The downloading takes a couple of minutes, and then it takes multiple hours once it has finished to return the sets and mark as completed.
a
Perhaps this tutorial can be helpful - it shows how to start by doing one IO operation, and then scaling out to Dask to do it for multiple such operations: https://docs.prefect.io/core/advanced_tutorials/advanced-mapping.html#advanced-features
f
We don't have any issue with parallelism in the task. What the task is supposed to do finishes, it's just that the task itself is not marked as completed on Prefect cloud for several hours so the next job doesn't start.
a
I see. Could you build an example that I could reproduce to debug the issue? It’s hard to grasp why the task is not marked as finished even though it finished 🙂 Perhaps you can also share more about your setup: which agent do you use? You said, you use Prefect cloud, but also that you run Prefect on Heroku - what exactly do you host on Heroku - an agent?
f
Yep, we have an agent on Heroku
a
a Local agent? Docker agent?
f
A local agent
We have a local agent on Heroku
I don't know if you have time, but I'd be more than happy to show you on Zoom or similar, just for complete transparency.
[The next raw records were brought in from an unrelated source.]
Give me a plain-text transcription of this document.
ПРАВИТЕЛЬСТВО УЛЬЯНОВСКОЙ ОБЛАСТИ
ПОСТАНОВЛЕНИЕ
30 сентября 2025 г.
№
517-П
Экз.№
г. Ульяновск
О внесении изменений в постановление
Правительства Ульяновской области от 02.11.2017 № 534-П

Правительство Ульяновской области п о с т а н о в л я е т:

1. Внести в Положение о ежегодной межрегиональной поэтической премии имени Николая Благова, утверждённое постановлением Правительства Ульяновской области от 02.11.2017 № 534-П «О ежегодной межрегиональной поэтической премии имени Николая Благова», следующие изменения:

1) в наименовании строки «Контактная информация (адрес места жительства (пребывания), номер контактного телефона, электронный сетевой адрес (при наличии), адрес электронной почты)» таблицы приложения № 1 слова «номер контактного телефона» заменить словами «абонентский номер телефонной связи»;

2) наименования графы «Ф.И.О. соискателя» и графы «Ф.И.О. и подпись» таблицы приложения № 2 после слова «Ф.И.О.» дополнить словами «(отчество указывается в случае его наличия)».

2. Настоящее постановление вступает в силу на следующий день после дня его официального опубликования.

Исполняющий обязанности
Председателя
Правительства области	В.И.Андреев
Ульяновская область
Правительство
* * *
I'll also put some more logging on these jobs to see if there's anything else getting in the way.
upvote 1
And we're going to deploy the test flow I wrote that worked fine locally onto our different environments to see what happens there
upvote 1
a
thanks for that! If you are interested in this kind of support, you can contact sales@prefect.io
f
👍
k
Hey @Freddie, I’m sure you understand but we don’t hop on calls here because it’s quite involved to debug this kind of thing. We do sell the enterprise hours if you’re interested. But about your problem, does this work well on a Local agent on your laptop?
f
It does work on a local agent with the test flow that I've written to try and emulate. I'm rolling out that test flow on our staging and production stacks to debug more deeply. I had reached out here first in case there was anything obviously silly I was doing with passing data around, but it wouldn't appear so, so I'll let you know if I find anything Prefect-related as I dig.
k
Yeah your flow seems pretty reasonable I think.